Runkus to reveal all on upcoming project
Branding in the music industry is not a new concept. From personalised fan clique names to slangs and signature colours, there are many ways, besides the music, which artistes distinguish themselves.
For the past two years, fans of Runkus have become acquainted with the unavoidable capitalisation of the letter ‘G’ in anything that he posts. But what does it mean?
The multifaceted musician started the signature in late 2016 and said he will reveal its significance in his upcoming project.
“The people will know what all the capital ‘G’s are about when it is time for that project to be released. I don’t want to promise a date, but some of my songs that have the capital ‘G’, except My Gf , will most likely be on it,” Runkus told The Gleaner.
His last EP, Move In, was a collaborative production with European group Oneness released in 2016. The eight-track body of work explored the singer’s eclectic influences from neo-soul, jazz, funk, roots-reggae and dub influences in songs like Move Yuh Self, Run In and Energy. The visuals for the latter debuted in January. Runkus’ upcoming project will stay true to his unconventional style and will see him returning to the studio as a producer and engineer under his eponymous label.
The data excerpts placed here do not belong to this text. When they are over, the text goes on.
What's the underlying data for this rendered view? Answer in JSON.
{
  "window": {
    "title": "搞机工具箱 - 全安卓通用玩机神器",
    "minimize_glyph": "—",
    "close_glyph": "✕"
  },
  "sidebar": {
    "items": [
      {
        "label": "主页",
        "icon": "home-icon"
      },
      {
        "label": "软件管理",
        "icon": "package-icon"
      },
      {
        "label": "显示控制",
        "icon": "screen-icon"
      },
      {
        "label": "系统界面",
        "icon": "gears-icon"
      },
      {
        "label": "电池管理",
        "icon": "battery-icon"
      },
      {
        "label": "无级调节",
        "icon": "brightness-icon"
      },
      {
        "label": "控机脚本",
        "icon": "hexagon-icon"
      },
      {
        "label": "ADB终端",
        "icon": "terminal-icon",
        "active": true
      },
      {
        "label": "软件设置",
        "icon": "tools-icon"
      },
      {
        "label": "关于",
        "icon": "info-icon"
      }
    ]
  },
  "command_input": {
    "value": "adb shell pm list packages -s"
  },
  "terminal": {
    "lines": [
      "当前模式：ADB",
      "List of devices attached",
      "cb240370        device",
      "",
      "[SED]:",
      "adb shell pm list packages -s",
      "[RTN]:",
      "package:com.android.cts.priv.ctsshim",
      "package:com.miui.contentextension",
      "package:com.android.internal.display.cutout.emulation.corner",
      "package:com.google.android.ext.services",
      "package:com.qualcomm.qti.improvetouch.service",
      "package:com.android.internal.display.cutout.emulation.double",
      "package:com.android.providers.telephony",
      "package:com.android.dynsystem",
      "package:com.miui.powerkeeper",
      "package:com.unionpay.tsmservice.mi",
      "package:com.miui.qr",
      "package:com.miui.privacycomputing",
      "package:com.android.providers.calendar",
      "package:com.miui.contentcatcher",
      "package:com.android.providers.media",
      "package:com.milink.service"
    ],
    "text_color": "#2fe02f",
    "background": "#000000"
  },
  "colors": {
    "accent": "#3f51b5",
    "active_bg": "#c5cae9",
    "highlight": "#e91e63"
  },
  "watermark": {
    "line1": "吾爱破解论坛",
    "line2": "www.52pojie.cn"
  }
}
“With Move In, most of the music was done over the Internet, so I would send them guitar progressions and notes for them to build the beat, and they would send it to me for me to write the songs,” he shared. “With this project, I’m going around the mixing board again as an engineer, and this will be the first body of work released on my label. This is going to be the first time people will see me being me, exploring all the music I love, and it’ll be something for all generations.”
Building the sound
Son of veteran reggae singer Determine and artiste manager Paula Francis, Runkus (born Romario Bennett) started recording at the age of seven. He developed his wide-ranging taste in music at the hands of his father and an evolving music industry.
“Our generation grew up on MTV and BET, so anything the international market showed us is what we drew to,” he said. “The first rapper I loved on my own was Missy Elliott, then I got into Timbaland productions, Lil Wayne, Notorious B.I.G., Tupac ... . At the same time, I got into other sounds, like Erykah Badu, Nina Simone, Justine Timberlake, all while listening to Vybz Kartel.”
Despite his popular influences, Runkus said he is not motivated by fame and sees no need to go mainstream.
“I’d rather create a stream for myself than jump in the mainstream and sing what everybody is singing,” he said. “People are famous for different reasons in different parts of the world. Omi was the biggest thing in Switzerland when Cheerleader ‘re-buss’ in 2015, and then Jamaica took to him. Fame is a very strange thing because I can tell you about shows I’ve done which many musicians have never seen, and in my humblest opinion, I’d like to say that [means I’m] famous, but I don’t even measure my career with fame because that’s not the reason why I do it. A lot of people live in the false reality of fame and treat people a certain way because of it. I pray that never happens to me, and if it does, I hope I read this interview to remember how I feel about this.”